3. Czy ilość samochodów pochodzących z bogatszych krajów Zachodu, które tamże w większości prawdopodobnie nie zostałyby dopuszczone do ruchu, lecz w Polsce mają się dobrze, wynika z naszych kompleksów biedniejszego krewnego, który chce sobie samemu najpierw, a potem sąsiadowi zaimponować swoją wątpliwą mobilnością i wysokim standardem życia (czego przykładem ma być wspomniane kilka samochodów na rodzinę?
4. Czy świadomość znaczenia zdrowia osobistego, społecznego, ekologii oraz ekonomiki nie ma w polskim społeczeństwie większego znaczenia, bo bardziej liczy się stan posiadania, a im więcej tego stanu posiadania, tym wartość Polaka w jego własnych oczach większa, wspanialsza i godna zazdrości?
5. Czy naprawdę potrzeba kilka starych samochodów na rodzinę o wspomnianej średniej wartości na pojazd 5000 PLN (średniej, co nie oznacza, że każdy samochód sprowadzony zza zachodniej granicy jest tyle wart), żeby móc się normalnie przemieszczać w granicach własnego miasta, miasteczka czy wsi?

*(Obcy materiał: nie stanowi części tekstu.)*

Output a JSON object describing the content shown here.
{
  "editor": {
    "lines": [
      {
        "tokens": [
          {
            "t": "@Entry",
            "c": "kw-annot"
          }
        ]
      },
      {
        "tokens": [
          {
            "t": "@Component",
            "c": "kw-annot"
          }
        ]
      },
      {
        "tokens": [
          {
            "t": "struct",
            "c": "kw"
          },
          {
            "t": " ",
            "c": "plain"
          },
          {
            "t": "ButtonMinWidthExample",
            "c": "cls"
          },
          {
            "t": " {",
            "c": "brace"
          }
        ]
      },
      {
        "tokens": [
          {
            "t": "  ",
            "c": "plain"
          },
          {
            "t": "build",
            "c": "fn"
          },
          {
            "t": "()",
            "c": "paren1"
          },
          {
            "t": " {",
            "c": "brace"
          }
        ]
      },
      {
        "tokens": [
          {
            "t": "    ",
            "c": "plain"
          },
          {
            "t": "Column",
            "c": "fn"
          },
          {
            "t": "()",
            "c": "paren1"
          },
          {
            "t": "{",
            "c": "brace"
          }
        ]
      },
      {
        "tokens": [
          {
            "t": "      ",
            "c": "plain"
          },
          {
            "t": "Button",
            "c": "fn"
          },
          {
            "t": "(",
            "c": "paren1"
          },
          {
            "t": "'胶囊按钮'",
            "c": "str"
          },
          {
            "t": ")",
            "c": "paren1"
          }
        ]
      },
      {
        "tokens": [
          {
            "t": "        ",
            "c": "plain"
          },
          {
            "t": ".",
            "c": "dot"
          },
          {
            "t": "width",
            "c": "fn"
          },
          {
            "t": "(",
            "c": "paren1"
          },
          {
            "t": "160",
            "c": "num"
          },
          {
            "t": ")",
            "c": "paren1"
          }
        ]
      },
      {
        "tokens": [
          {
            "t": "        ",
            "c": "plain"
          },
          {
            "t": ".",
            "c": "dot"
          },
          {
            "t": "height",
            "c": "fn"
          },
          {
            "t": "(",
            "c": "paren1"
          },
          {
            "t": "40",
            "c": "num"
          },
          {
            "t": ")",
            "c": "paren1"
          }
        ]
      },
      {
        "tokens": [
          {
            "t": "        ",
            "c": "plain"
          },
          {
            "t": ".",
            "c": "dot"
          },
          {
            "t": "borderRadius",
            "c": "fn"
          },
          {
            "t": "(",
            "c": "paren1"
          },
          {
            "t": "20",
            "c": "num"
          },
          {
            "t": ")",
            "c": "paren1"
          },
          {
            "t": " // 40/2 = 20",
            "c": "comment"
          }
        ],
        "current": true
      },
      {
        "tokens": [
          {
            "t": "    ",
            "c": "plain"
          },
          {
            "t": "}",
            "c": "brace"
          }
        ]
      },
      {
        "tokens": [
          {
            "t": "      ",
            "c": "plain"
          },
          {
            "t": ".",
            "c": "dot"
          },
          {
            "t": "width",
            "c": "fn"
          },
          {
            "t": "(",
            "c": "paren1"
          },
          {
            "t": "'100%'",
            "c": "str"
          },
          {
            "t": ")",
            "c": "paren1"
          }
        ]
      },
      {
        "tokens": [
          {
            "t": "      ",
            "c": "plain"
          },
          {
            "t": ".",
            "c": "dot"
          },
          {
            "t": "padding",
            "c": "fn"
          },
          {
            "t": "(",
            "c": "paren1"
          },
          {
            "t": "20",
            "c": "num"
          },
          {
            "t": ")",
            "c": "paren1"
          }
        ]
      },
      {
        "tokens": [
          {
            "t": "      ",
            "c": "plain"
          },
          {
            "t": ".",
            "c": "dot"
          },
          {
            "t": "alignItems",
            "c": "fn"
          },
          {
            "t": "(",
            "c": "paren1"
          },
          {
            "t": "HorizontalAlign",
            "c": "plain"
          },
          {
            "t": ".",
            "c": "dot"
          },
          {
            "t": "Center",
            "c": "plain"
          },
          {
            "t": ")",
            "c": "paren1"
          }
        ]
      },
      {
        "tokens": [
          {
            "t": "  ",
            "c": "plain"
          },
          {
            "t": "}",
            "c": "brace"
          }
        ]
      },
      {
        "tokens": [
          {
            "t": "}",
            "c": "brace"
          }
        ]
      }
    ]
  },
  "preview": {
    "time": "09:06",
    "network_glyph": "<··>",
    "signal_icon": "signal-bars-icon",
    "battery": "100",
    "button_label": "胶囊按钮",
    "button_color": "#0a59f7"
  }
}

Proszę sobie na spokojnie rozważyć. Pewne uogólnienia były konieczne dla zobrazowania skali problemu.
PS. Nie jestem przeciwnikiem samochodów, chociaż sam nie posiadam i nie zamierzam. Jestem przeciwnikiem przerostu formy nad treścią, w tym przypadku ilości samochodów sprowadzonych do Polski w większości niepotrzebnie, do rzeczywistych potrzeb. W skrócie: W Polsce nie ma potrzeby posiadania takiej ilości samochodów, jaką się obserwuje. Nie ma to uzasadnienia ani ekonomicznego, skali rzeczywistych potrzeb komunikacyjnych polskiego społeczeństwa, oraz stoi w sprzeczności do odpowiedzialnego korzystania ze środowiska.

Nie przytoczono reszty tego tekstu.